Thirdly, I am doubtful he made 278 true wheel horsepower at 7 psi on a 14b. Either it didn't happen, or there is something else you forgot to tell us (high compression motor, stroker, etc).

It would be very very hard for a 2.0 liter 4G63, even one with big cams, to flow the air needed to make that kind of power.
 
kpt4321 said:
Peak VE is closer to 5k RPM, it's more dependant on cams I think.


Hmm. You might be right kyle. Cams will certainly play a big role. Its been so long since I had a turbo that spooled at a reasonable rpm I cant remember. But on 20g and up, air/rev peak was always when peak boost hit. The tdo6h 20g came on around 4k on the 2 liter, and the 56 trim around 3700 on the 2.3. In both cases though, even with 272s, peak air/rev was at the same rpm as the full boost point.
 
Boost spike. Peak airflow per rev will not coincide with peak VE if your boost is spiking.

My car's torque peak is clearly at 4600 rpm on the dyno chart, and that's with bad boost falloff. A turbine housing that didn't suck would probably have the torque staying up to 5000 rpm os so.
 
I was driving on the freeway today in 4th gear and was sometimes getting 5 - 6 counts of knock around 4500rpm's at full throttle. I think I'll take 1 degree back out in that area and I'm thinking about adding another degree towards the top.
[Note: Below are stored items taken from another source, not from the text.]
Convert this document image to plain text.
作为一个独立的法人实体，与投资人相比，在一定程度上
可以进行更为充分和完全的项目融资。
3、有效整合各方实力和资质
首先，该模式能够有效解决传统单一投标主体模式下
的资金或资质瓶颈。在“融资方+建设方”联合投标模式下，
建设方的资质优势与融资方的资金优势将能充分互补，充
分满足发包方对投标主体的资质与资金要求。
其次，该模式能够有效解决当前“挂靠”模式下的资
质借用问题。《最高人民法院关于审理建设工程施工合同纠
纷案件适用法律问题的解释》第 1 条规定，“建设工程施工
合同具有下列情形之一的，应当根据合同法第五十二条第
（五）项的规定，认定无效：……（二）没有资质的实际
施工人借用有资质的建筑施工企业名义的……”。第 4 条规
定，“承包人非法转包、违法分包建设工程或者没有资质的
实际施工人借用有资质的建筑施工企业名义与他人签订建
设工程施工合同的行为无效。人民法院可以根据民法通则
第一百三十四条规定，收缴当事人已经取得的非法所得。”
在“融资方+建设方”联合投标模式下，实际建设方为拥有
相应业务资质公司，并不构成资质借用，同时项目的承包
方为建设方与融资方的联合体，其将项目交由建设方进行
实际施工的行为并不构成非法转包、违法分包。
Kyle, I know that you have messed around with timing quit a bit, I was wondering what your opinions are on this subject? Am I going in the right direction? How far can I take things? If I go in small increments will I notice a small amount of knock to warn me I've gone to far or is there the possibility of going from no knock to damageing the engine with a 1 degree change. I got a little nervous after reading 95GSXRacers post, as I'm only 1 degree lower than what he had when he killed his engine. I have a 1G and his is a 2nd Gen so I have lower compression, but I don't know if the difference is big enough to not cause problems for me.

Sorry about the spelling in the first post. I'm a crappy speller, always have been, and probably always will be.
 
Keep in mind that when Kevin killed his motor, he was making probably twice the horsepower that you are. With a stock turbo, your situation is different.
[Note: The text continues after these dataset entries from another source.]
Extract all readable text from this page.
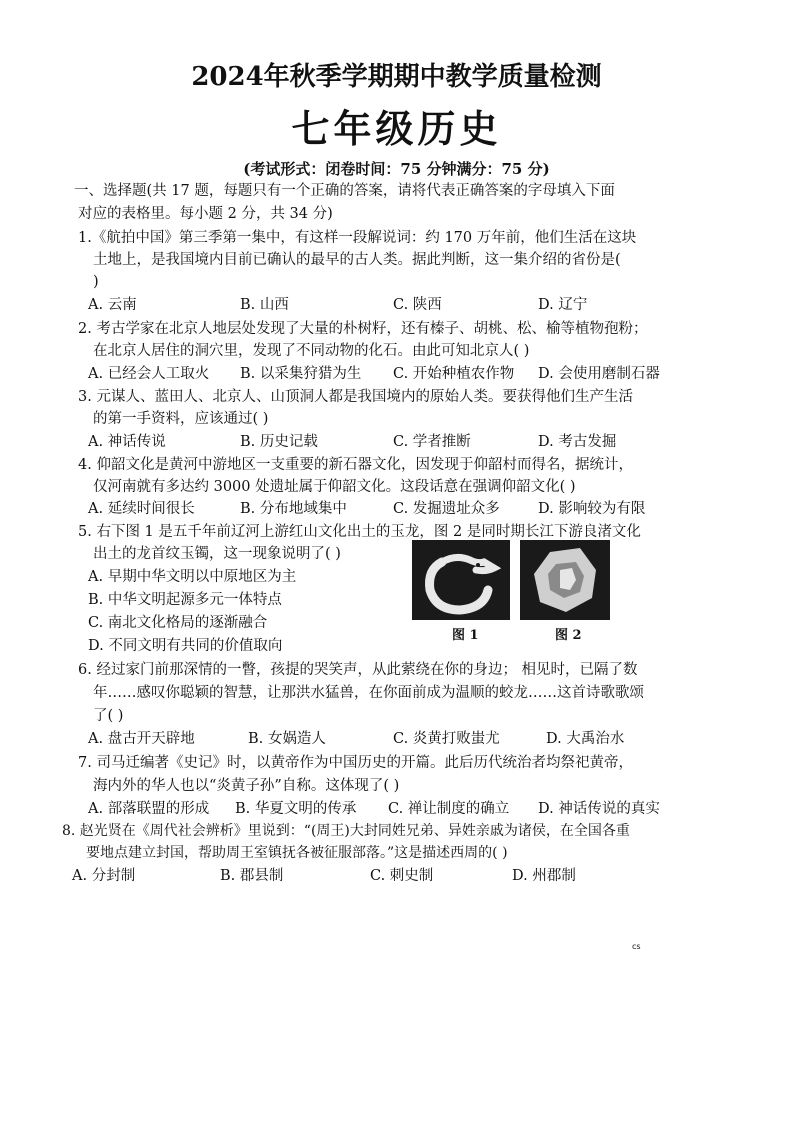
2024年秋季学期期中教学质量检测
七年级历史
(考试形式：闭卷时间：75 分钟满分：75 分)
一、选择题(共 17 题，每题只有一个正确的答案，请将代表正确答案的字母填入下面
对应的表格里。每小题 2 分，共 34 分)
1.《航拍中国》第三季第一集中，有这样一段解说词：约 170 万年前，他们生活在这块
土地上，是我国境内目前已确认的最早的古人类。据此判断，这一集介绍的省份是(
)
A. 云南	B. 山西	C. 陕西	D. 辽宁
2. 考古学家在北京人地层处发现了大量的朴树籽，还有榛子、胡桃、松、榆等植物孢粉；
在北京人居住的洞穴里，发现了不同动物的化石。由此可知北京人( )
A. 已经会人工取火 B. 以采集狩猎为生 C. 开始种植农作物 D. 会使用磨制石器
3. 元谋人、蓝田人、北京人、山顶洞人都是我国境内的原始人类。要获得他们生产生活
的第一手资料，应该通过( )
A. 神话传说	B. 历史记载	C. 学者推断	D. 考古发掘
4. 仰韶文化是黄河中游地区一支重要的新石器文化，因发现于仰韶村而得名，据统计，
仅河南就有多达约 3000 处遗址属于仰韶文化。这段话意在强调仰韶文化( )
A. 延续时间很长	B. 分布地域集中	C. 发掘遗址众多	D. 影响较为有限
5. 右下图 1 是五千年前辽河上游红山文化出土的玉龙，图 2 是同时期长江下游良渚文化
出土的龙首纹玉镯，这一现象说明了( )
A. 早期中华文明以中原地区为主
B. 中华文明起源多元一体特点
C. 南北文化格局的逐渐融合
D. 不同文明有共同的价值取向
图 1	图 2
6. 经过家门前那深情的一瞥，孩提的哭笑声，从此萦绕在你的身边； 相见时，已隔了数
年……感叹你聪颖的智慧，让那洪水猛兽，在你面前成为温顺的蛟龙……这首诗歌歌颂
了( )
A. 盘古开天辟地	B. 女娲造人	C. 炎黄打败蚩尤	D. 大禹治水
7. 司马迁编著《史记》时，以黄帝作为中国历史的开篇。此后历代统治者均祭祀黄帝，
海内外的华人也以“炎黄子孙”自称。这体现了( )
A. 部落联盟的形成 B. 华夏文明的传承 C. 禅让制度的确立 D. 神话传说的真实
8. 赵光贤在《周代社会辨析》里说到：“(周王)大封同姓兄弟、异姓亲戚为诸侯，在全国各重
要地点建立封国，帮助周王室镇抚各被征服部落。”这是描述西周的( )
A. 分封制	B. 郡县制	C. 刺史制	D. 州郡制
cs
Take out a degree of timing where you were knocking, and add a degree up top to see what happens!
 
Yes, good point. I used to get 12 or 12.5 degrees of knock retard (I think that must be the max, I saw it often) all the time when I was around 45 lbs/min and lower. Since approaching and going over 60, I've had terrible luck with detonation. Not to get off topic, but I just found out my current motor is junk after the 11.3 at 126 pass, compression is 0-50-0-200. Same cylinders 1/2/3 again. No knock at all. Timing at 21 degrees. boost 29 psi. Airflow 64.x lbs/min. 117 octane race gas. I put some info on my page here: http://www.posracing.net/AFR.html Cant always rely on knock. But at your level you can be more aggressive, just keep your eyes open and keep that timing value realistic. There is a point of diminishing return on every setup, and wether or not thats before or after the motors limit is where the danger lies.
 
My friends car has a ported 2g mani, ported turbine housing, ported 02housing, 3'' exhaust, crane cams, front mount, blow through maf, 850s, aeromotive afpr, and his motor is bored 60 over with 8.5 or 9-1 wiseco's.

Maybe the Dyno was off, It was Dyno'd at Twilight Performance in Miami.